何だ!それは!?では今までの空虚が伴うような苛烈なまでの巡礼は・・そのような意味のない物の為であったと言うのか!?そんな馬鹿な事が・・・ッ!
綺礼が歯噛みする中、青年が更に言葉を投げ掛ける。
「何故も何もちょっと考えれば、分かる事だろう・・・そんな種の摂理も等価交換も度外視した願いを無理矢理に現実に押し通してロクな結果になるずがない」
その通りだ。と、綺礼は青年に同意した。闘争は人類の根幹だ!それを無くすと言う事は人間を無くすと言っている事と同義だ!誰だってそう思う!それ程に衛宮切嗣が聖杯に請おうとしている願いは有り得ない事だ!!
だが、当の本人は愚鈍なまでにその理想を口にする。
「いいや!必ず良くなる!そう信じたからこそ僕はこの戦争に身を投じたんだッ!僕はこの冬木の地で流す血を最後の流血にして見せる・・・もう、誰も泣かなくていい世界を作る為に・・ッ!そして、それを叶え得るのが聖杯だ!」
そうか・・・・それがお前の答えか!衛宮切嗣ぅぅぅぅぅぅぅぅぅぅッ!!
この時、綺礼は生まれて初めて、その顔を憤怒と言う名の激情で歪めた。
「フン・・・結局はとんだ徒労だったと言う事か・・・・・」
綺礼はあれ程執着していた切嗣すら見切り、あの場を後にし何をするでもなく唯、果てを知らぬ宇宙空間を当てもなく彷徨い歩いていた。まるで、目指すべき地を見失ったかのように・・・・
衛宮切嗣は結局、自らが求めた答えを知る者ではなかった。あの探求に見えた巡礼も所詮は価値ある者を無価値へと帰して来たに過ぎなかった・・・答えなど最初からなかったのだ。
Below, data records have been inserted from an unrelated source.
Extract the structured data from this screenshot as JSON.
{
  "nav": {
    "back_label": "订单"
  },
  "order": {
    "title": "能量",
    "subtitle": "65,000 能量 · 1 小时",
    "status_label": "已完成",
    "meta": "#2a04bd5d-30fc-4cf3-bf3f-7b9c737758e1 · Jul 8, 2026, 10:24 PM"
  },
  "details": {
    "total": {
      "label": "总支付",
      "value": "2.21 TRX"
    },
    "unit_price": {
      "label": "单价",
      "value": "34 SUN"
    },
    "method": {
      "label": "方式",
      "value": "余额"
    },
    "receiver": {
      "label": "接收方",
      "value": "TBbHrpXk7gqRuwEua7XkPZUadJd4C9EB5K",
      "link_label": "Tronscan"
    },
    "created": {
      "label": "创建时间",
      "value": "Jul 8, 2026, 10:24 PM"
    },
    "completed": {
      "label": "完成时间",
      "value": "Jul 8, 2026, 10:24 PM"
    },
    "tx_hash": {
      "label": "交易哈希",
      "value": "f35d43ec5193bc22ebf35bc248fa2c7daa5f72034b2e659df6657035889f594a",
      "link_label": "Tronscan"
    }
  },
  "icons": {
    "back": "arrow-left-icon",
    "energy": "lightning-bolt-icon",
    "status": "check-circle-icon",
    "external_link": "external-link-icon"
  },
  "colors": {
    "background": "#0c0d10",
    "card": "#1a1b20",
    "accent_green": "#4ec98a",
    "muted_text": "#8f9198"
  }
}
さて、これからどうするか?綺礼は無感情な面持ちでそんな事を考える。とは言え、そんな答えは決まっている。当初の予定通り、この戦場を偵察しそれを時臣に報告し、これまで通り彼がこの戦争に勝利する為のお膳立てに徹すればいいだけの事・・・そう分かっているはずなのに・・・・何だ?唯でさえ空虚なこの身に空いた更なる空虚は・・・・?
その時、不意に以前あの不愉快極まりない英雄王がのたまわった戯言を思い出した。
『ならば愉悦を望めばいいだけではないか?』
その瞬間に綺礼は愕然としながらも首を横に振った。
「何を・・・馬鹿な・・・・」
それと同時刻・・・・救出組はこの上もない危機に見舞われていた。
「お久しぶりです、ランスロット卿」
ガレスが昔から良く知る幼くも凛々しい顔を苦悩に歪めて言葉を発した。恐らく自分もそんな顔をしているのだろうなとランスロットは暫し呆然としたが、すぐに頭を切り替え口を開いた。
「ガレス・・・お前まで来ていたのか?」
その横で雁夜は驚きながらもガレスと呼ばれたサーヴァントを見た。
(サー・ガレス・・・確か太陽の騎士ガウェインの弟で眼の前にいる妖姫モルガンの息子・・・ランスロットが騎士に任命して以後は円卓の中堅所的な役割を担った騎士だよな?そして、最後は不義の罪で処刑されそうになったギネヴィアを救出する際にランスロットが手に掛けた騎士―――)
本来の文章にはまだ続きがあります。